There and Back Again

An Unexpected Journey

 

“I am looking for someone to share in an adventure that I am arranging, and it’s very difficult to find anyone.” [Said Gandalf.]

“I should think so — in these parts! We are plain quiet folk and have no use for adventures. Nasty disturbing uncomfortable things! Make you late for dinner!” [Bilbo replied.]

 

This past Sunday (4/30) was the second week of our new sermon series There and Back Again. In our first week, Dick Foth talked about Jesus on the road to Emmaus. This last week, my dad and I had a dialogue about the dialogue between the Older and Newer Testaments (see what we did there…). That is what City will be focusing on for the next several weeks: the connections between the Older and Newer Testaments.

 

Those of you who were not in the popular crowd in middle school (as I was not) may recognize the phrase “there and back again” as a quote from J.R.R. Tolkien’s The Hobbit. It’s the story of Bilbo Baggins, a wealthy, comfortable, respectable hobbit who goes on an adventure to help a band of dwarves reclaim their ancestral home. Hobbits are known for being risk-averse little creatures. They lived dignified lives. They certainly are not looking for adventures.

 

Well, one day, out of the blue, Gandalf the wizard walks up to Bilbo’s door and invites him (quite curtly) on a journey far away from home. Of course, Bilbo (quite unwillingly) ends up going on the journey. There are elves and dragons and giant spiders. There is action, high drama, and epic.
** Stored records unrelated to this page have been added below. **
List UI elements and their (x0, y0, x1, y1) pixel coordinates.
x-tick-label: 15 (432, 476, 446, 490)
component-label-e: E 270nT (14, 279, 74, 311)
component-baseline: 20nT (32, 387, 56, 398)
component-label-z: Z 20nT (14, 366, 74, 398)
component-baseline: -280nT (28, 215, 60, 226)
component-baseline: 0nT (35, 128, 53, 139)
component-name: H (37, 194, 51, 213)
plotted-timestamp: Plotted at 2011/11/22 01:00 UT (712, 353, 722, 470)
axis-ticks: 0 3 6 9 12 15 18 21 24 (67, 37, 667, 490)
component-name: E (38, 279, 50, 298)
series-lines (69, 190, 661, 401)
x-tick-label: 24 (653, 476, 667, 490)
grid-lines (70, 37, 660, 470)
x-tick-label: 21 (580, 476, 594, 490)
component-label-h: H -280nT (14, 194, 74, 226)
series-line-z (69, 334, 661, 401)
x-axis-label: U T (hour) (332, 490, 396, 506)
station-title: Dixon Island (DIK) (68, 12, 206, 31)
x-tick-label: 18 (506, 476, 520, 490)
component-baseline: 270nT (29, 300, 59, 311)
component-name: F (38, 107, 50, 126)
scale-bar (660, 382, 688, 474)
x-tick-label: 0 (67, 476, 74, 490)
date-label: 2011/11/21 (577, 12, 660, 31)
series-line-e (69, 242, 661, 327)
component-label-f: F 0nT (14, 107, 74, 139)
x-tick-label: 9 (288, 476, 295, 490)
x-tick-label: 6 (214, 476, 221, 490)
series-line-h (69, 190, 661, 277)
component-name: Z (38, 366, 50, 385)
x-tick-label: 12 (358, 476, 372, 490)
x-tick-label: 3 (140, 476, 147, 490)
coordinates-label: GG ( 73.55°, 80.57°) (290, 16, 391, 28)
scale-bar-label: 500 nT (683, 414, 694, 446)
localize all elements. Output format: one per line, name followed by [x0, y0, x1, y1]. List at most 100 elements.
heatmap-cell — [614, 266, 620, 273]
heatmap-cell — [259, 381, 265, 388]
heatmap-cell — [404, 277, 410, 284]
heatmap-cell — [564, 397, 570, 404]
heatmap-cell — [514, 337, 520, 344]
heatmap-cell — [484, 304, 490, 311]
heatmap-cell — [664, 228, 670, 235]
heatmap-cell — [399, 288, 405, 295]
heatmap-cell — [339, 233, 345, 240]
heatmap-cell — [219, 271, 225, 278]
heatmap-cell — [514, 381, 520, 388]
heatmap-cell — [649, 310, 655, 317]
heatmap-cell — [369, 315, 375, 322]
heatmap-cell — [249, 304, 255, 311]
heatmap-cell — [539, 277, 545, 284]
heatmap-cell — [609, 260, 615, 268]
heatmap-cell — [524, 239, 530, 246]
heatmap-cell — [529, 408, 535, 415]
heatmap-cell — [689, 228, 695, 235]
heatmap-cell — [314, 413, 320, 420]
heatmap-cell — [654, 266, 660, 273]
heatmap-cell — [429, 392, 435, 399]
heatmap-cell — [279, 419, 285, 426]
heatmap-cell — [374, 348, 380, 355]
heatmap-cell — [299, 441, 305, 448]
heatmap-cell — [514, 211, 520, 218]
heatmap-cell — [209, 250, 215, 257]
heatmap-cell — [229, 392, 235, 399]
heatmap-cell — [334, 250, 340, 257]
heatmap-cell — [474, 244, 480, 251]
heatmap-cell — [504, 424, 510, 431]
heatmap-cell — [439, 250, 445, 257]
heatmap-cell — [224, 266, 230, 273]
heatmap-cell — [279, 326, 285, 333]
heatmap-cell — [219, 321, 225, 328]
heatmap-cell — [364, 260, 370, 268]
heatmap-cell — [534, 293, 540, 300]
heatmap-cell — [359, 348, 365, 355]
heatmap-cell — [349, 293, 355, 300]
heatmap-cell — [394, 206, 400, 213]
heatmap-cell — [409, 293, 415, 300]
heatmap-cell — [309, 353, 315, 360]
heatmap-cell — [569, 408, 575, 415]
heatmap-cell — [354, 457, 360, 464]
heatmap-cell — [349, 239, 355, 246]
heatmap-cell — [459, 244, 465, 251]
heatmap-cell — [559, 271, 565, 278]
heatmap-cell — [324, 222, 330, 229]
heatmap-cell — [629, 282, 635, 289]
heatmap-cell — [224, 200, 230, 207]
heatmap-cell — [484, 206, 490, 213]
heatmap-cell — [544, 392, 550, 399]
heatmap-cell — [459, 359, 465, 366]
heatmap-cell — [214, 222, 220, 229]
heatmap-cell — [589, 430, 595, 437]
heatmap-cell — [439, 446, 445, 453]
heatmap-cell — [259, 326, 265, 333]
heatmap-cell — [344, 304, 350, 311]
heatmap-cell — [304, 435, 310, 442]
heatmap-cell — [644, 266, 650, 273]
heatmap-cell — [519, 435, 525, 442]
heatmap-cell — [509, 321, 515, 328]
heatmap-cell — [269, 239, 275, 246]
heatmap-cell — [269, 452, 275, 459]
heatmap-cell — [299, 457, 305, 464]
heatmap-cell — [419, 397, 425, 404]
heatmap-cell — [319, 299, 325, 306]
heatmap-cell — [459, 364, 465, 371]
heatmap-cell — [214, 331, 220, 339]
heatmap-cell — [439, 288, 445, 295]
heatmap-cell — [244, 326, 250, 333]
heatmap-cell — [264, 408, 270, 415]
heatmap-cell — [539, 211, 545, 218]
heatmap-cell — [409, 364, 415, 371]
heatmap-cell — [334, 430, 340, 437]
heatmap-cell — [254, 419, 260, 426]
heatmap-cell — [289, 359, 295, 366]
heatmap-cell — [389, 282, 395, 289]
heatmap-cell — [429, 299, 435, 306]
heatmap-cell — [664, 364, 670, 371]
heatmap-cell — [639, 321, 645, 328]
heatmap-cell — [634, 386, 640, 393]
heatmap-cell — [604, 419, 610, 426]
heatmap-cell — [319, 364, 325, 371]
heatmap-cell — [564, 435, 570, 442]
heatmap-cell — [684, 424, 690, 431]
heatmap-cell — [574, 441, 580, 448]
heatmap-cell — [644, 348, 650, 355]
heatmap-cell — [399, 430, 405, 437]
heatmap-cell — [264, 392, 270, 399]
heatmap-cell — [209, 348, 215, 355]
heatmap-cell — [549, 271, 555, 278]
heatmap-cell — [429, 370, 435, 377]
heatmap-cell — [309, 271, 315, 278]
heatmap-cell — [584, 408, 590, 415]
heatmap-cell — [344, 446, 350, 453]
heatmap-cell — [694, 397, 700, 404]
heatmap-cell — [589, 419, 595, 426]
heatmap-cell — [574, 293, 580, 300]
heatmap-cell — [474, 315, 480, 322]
There are all the things that you can’t get without going on an adventure!

 

I think, deep down, we all really long for adventure. Some of us might think that we are perfectly happy where we are right now. Some of us might say to the wizard at the front door, “Sorry! I don’t want any adventures, thank you. Not Today.” I think though we all are really looking for an adventure. It might be a journey outward: traveling the world, meeting new people, skydiving. It might be a journey inward: new ideas, self-discovery, sudden realizations. Neither is better than the other, but whichever you choose, I want to submit to you that the Bible is part of an adventuresome life.

 

We called the series There and Back Again in order to illustrate the dynamic between the Biblical testaments. The Newer Testament was in fact designed to send us back to the Older Testament in search of the truth about Jesus. If we are reading the New Testament closely, we should find ourselves turning often to the Older Testament, and if we are hearing the Older Testament faithfully we should find ourselves often returning to the Newer Testament. There (to the Old Testament) and back (to the Newer Testament) again. That’s the adventure of reading Scripture.

 

Remember though, there’s a difference between and adventure and campaign. I think a lot of people come to the Older Testament like it’s a campaign. They start reading with Genesis 1 and they think, “I need to figure this thing out. I need to find all the prophecies that Jesus fulfills. I need to memorize to get all these crazy family lineages straight. I need to prepare for an as-of-yet-unforeseen Bible quiz.” They set out to conquer the Older Testament, to get it down pat.

 

I think that gets really exhausting for most of us. I have some friends who are doing their graduate work in Hebrew Bible—they are intellectual powerhouses and I deeply admire them. But on the average Tuesday, I don’t have the mental energy to wage another campaign on the first ¾ of the Bible.

 

What if you don’t come to the Older Testament because you think you’re eventually going to have to pass a comprehensive exam on Ancient Israelite History? What if you come to the Older Testament because you have been sent there by Jesus…and not to memorize content, but to hear the word of the Gospel hidden in a book that never names Jesus of Nazareth.

 

If you start reading your New Testament from Matthew 1, you won’t get far before you are sent back to the Scriptures that come before it. Go ahead. Try it. Want a hint? Read the genealogy of Jesus and notice that some of the people named there do not fit the mold… they are women. Tamar, Rahab, Bathsheba and Ruth… what are they doing in a patriarchal genealogy? Why don’t you go to Genesis 38, Joshua 12, 2 Samuel, and the Book of Ruth to find out? It’ll be an adventure.